Awalnya, Rasulullah SAW tidak ingin menyampaikan apa yang sedang terjadi pada diri beliau. Namun, untuk menghilangkan rasa penasaran dan kecemasan para sahabat, akhirnya Rasulullah SAW, membuka jubah beliau.
Saat itu para sahabat melihat seutas kain putih yang diikat pada perut Rasulullah SAW, dalam kain tersebut terdapat kerikil-kerikil kecil yang diisi oleh Rasulullah SAW untuk mengganjal perut, guna menahan rasa lapar.

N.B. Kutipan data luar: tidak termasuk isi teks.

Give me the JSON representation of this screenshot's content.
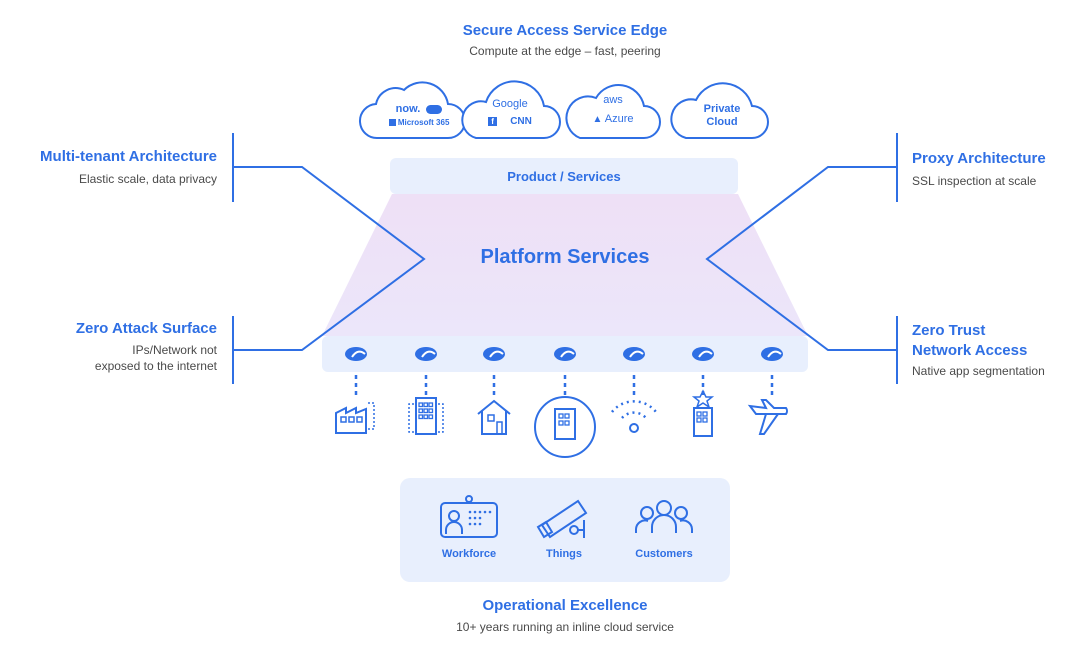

Kerikil-kerikil tersebut lah yang berbunyi saat Rasulullah SAW memimpin salat Isya berjamaah.
Dengan nada emosi, seraya meneteskan air mata Umar berkata, “Ya Rasulallah, apakah sudah sehina itu anggapanmu kepada kami? Apakah engkau mengira seandainya engkau mengatakan lapar, kami tidak bersedia memberimu makan yang paling lezat? Bukankah kami semua hidup dalam berkecukupan, bahkan berlebihan?”
Sambil tersenyum Rasulullah SAW berkata, “Tidak Umar, tidak. Aku tahu, kalian, para sahabatku, adalah orang-orang yang sangat setia kepadaku. Jangan soal makan, harta bahkan nyawa akan kalian korbankan untukku sebagai wujud cinta kalian kepadaku, tetapi di mana akan kuletakkan mukaku di hadapan pengadilan Allah SWT kelak di Hari Pembalasan, apabila aku selaku pemimpin kalian, justeru menjadi beban bagi mereka yang aku pimpin?”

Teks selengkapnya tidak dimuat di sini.